Tuesday took us to Leeds, and we had the most fun playing there. None of us are sure why, although the local porter "Taddy" might have something to do with it. There was dancing, banter, great bands and many more pints to be had, rounded off by the most amazing late night take away pizza. I think Leeds was where we discovered none of us like going home before closing time. We also had the greatest bagels and an impressive game of Jenga in a café called The Doghouse. Turns out we all rule at Jenga.
Next up was Glasgow and the lack of sleep started to take hold. It didn't stop us from playing our third night of tour and enjoying another few rounds of beer and excellent company.
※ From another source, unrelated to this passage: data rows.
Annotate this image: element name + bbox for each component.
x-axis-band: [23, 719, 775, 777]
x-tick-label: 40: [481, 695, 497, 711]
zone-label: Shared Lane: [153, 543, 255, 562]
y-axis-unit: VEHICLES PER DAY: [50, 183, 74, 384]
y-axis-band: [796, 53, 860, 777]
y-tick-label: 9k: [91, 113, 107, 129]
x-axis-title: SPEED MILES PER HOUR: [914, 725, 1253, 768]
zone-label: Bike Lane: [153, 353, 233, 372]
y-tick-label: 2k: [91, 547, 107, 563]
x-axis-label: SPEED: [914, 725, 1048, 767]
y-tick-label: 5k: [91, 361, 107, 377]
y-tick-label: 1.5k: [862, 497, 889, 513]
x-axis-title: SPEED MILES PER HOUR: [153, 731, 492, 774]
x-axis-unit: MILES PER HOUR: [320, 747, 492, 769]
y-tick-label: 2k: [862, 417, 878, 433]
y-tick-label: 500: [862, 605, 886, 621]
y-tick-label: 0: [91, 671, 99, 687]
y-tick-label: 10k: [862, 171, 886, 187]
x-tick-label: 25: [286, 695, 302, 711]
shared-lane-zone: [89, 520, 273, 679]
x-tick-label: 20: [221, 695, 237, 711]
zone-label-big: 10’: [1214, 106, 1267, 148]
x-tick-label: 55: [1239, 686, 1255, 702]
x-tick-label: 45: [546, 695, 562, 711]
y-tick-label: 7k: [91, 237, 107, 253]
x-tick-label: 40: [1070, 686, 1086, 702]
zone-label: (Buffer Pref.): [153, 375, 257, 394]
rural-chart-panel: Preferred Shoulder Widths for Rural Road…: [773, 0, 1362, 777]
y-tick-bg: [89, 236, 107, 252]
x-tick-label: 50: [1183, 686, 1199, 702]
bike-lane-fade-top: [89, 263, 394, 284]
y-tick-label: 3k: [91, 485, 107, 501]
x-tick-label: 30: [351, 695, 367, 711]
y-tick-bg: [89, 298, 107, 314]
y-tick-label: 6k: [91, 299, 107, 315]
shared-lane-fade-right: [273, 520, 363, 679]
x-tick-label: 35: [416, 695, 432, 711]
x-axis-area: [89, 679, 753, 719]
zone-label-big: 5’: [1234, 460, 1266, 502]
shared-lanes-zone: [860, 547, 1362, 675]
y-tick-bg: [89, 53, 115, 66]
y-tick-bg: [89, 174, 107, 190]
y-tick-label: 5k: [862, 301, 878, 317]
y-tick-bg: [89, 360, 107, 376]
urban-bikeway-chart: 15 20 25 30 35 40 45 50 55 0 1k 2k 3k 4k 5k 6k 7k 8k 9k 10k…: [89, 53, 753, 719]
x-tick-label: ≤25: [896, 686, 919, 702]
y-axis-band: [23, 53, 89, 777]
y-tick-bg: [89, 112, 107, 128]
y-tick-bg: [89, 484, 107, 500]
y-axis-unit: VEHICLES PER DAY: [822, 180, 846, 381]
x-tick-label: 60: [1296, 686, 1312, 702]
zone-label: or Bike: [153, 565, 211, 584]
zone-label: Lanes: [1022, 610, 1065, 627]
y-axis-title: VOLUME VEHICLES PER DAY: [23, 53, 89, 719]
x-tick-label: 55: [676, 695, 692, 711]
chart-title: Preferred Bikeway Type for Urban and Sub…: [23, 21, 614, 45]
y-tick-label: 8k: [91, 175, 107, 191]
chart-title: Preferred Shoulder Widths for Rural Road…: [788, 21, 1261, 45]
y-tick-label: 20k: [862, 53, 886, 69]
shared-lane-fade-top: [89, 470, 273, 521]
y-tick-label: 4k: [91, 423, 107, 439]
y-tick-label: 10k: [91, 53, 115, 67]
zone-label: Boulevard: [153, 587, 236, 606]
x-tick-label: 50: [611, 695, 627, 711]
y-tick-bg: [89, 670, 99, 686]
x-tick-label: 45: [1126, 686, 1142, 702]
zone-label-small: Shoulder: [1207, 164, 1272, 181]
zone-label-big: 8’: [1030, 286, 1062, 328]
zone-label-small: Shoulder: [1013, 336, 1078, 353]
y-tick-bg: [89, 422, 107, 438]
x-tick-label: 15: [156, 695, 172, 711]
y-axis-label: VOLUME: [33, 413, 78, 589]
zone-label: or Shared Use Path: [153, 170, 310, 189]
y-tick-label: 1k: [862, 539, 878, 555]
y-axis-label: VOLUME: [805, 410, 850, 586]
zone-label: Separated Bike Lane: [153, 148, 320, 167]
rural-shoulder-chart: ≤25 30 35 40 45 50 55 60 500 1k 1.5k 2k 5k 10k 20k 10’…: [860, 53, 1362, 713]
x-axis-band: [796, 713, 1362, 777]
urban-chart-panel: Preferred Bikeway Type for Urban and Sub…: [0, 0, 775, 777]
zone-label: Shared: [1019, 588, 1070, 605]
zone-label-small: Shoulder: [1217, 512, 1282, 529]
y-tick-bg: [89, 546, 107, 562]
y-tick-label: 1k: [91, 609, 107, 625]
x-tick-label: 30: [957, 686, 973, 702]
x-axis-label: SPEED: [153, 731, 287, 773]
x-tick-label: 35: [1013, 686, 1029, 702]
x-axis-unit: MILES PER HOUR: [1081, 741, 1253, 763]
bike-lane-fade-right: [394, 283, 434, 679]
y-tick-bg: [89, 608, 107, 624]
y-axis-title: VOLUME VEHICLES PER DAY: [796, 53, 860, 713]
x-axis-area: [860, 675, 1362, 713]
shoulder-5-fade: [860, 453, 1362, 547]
Conversation brought us to morning time and we also had our third and forth days of rain. I learned my lesson not to point out when the sun comes out. It scares it away and brings out the grey clouds as it turns out. I also learned I have terrible taste in pizza toppings and cannot eat a meal without spilling on myself.
Edinburgh, Dunfirmline and Inverness followed with more delicious food, many more pints of Guinness and many more favourites to be discussed in the van. Loading, unloading, sound checks, check ins and check outs, miles and miles of road and lots of sheep along the way, I didn't grow tired of it. I mean, I was tired, but that was more due to copious amounts of alcohol, and not such copious amounts of sleep. Late night conversations, carrying amps through cobbled streets, the desperate search for the next cup of coffee. At the end of this tour, I feel I've found my place. I feel I'm part of something special. And with Guinness, dinosaurs and first class dancing in mind, what can I say but let's do it again.